Las paradojas de la felicidad y de la economía global


Hablaremos de varias paradojas, la de la globalización y las de la felicidad, estrechamente relacionadas entre si, aunque no parezca evidente en un primer momento.


En una entrevista realizada a comienzos de año en Davos Jamie Dimon, CEO del banco de inversión norteamericano JP Morgan aseguraba que el nivel de vida europeo era excesivo, los salarios, pensiones y prestaciones del Estado son excesivas si Europa pretende competir con el resto del mundo. Dimon aseguraba que esa situación era insostenible “Dicho sea con todo el respeto para los europeos, pero eso tiene que cambiar. Pueden forzar a ello los políticos, o un nuevo tipo de liderazgo”.

Quizás la gran paradoja de nuestro tiempo sea esta, en una sociedad cada día aparentemente más opulenta, según nos muestra los cada día más altos valores que alcanza el Producto Interior Bruto (aunque en realidad no por ello seamos más ricos), nos vemos obligados a ser más productivos, es decir, trabajar por menos dinero y menos prestaciones, si no queremos “dejar de ser competitivos”, es decir, dígalo claramente señor Dimon, ser antiguos, obsoletos, poco modernos, y sobre todo, más pobres, incluso mucho más pobres, depauperarnos hasta límites que nos causen vergüenza y humillación.

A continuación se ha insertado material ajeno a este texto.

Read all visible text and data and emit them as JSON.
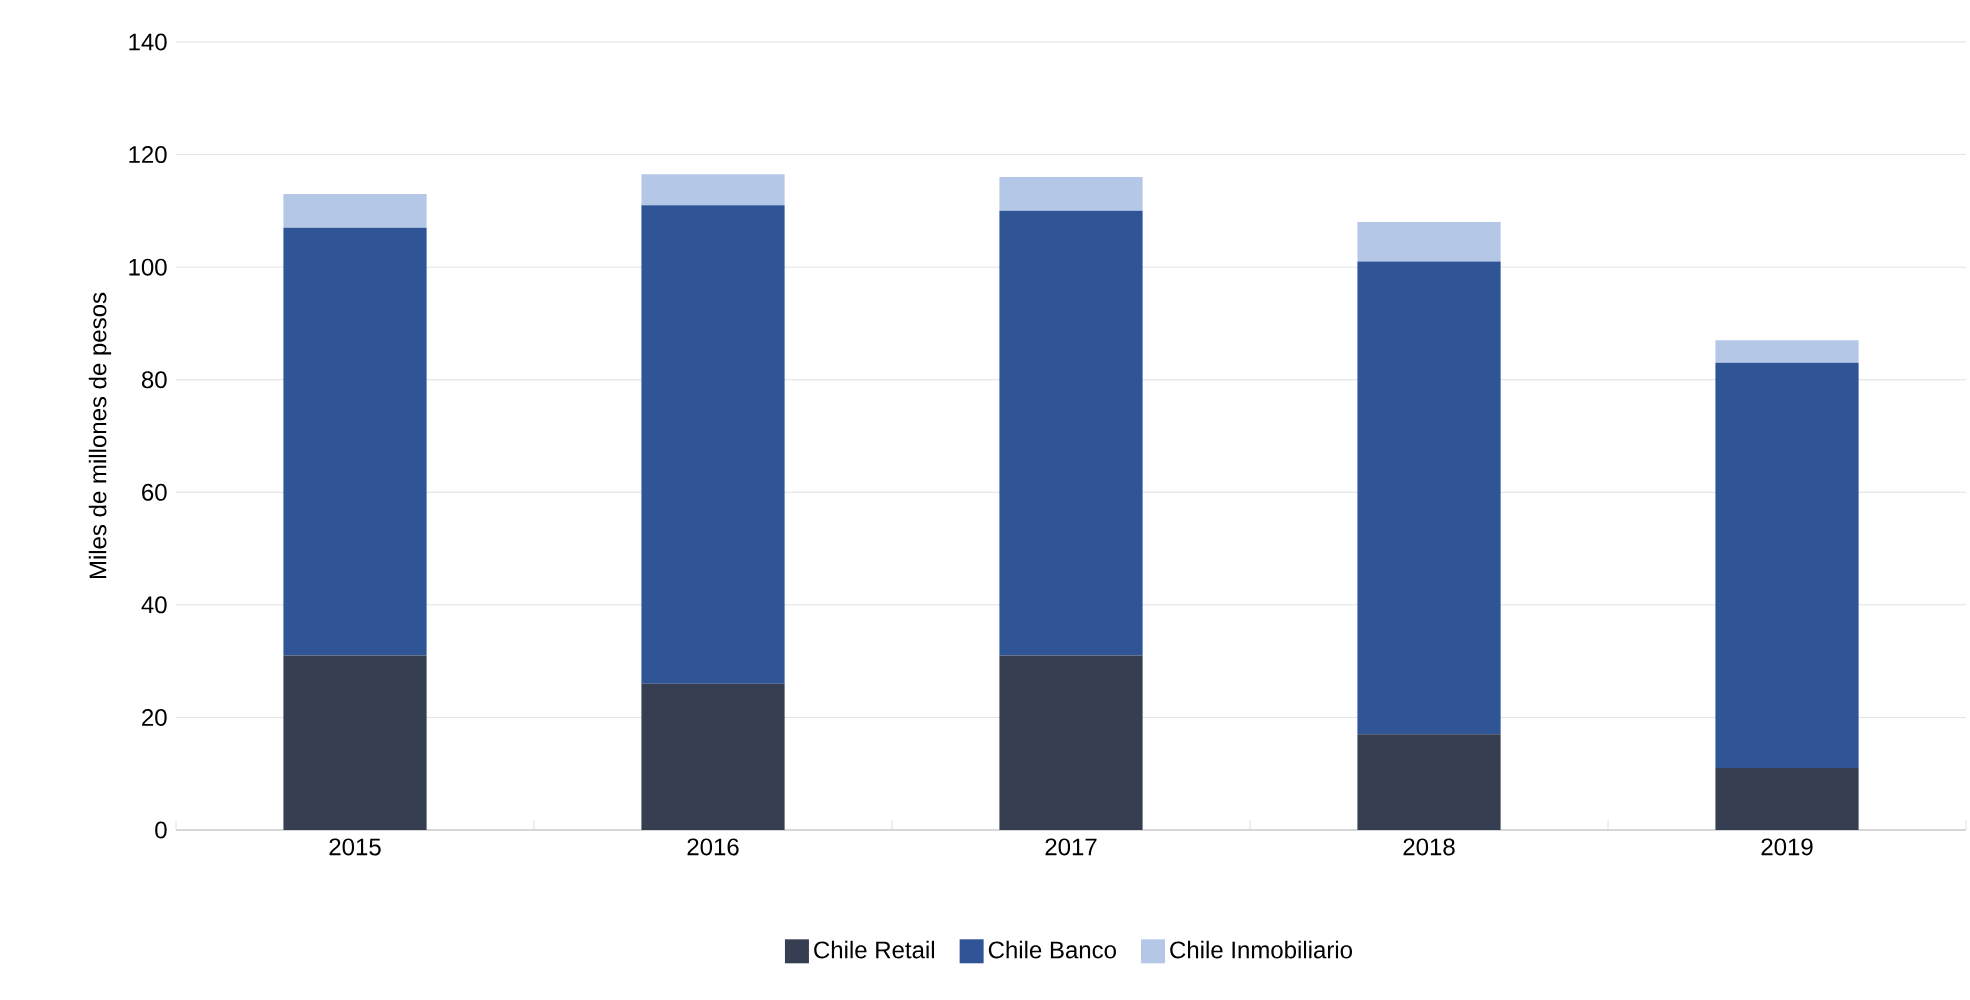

La economía de mercado se caracteriza por premiar ventajas marginales, que a priori parecen nimias, incapaces de provocar movimientos de gran envergadura. Pero si, pongamos por caso, tuviésemos que elegir entre dos manzanas aparentemente iguales y una de ellas fuese diez céntimos más barata lo racional es que todos compremos la que es más barata, de forma que quien produce diez céntimos más caro se quede sin vender nada. Dimon nos avisa que estamos a punto de correr la suerte de ese agricultor que produce más caro y quedarnos sin mercado, perder nuestro trozo de queso.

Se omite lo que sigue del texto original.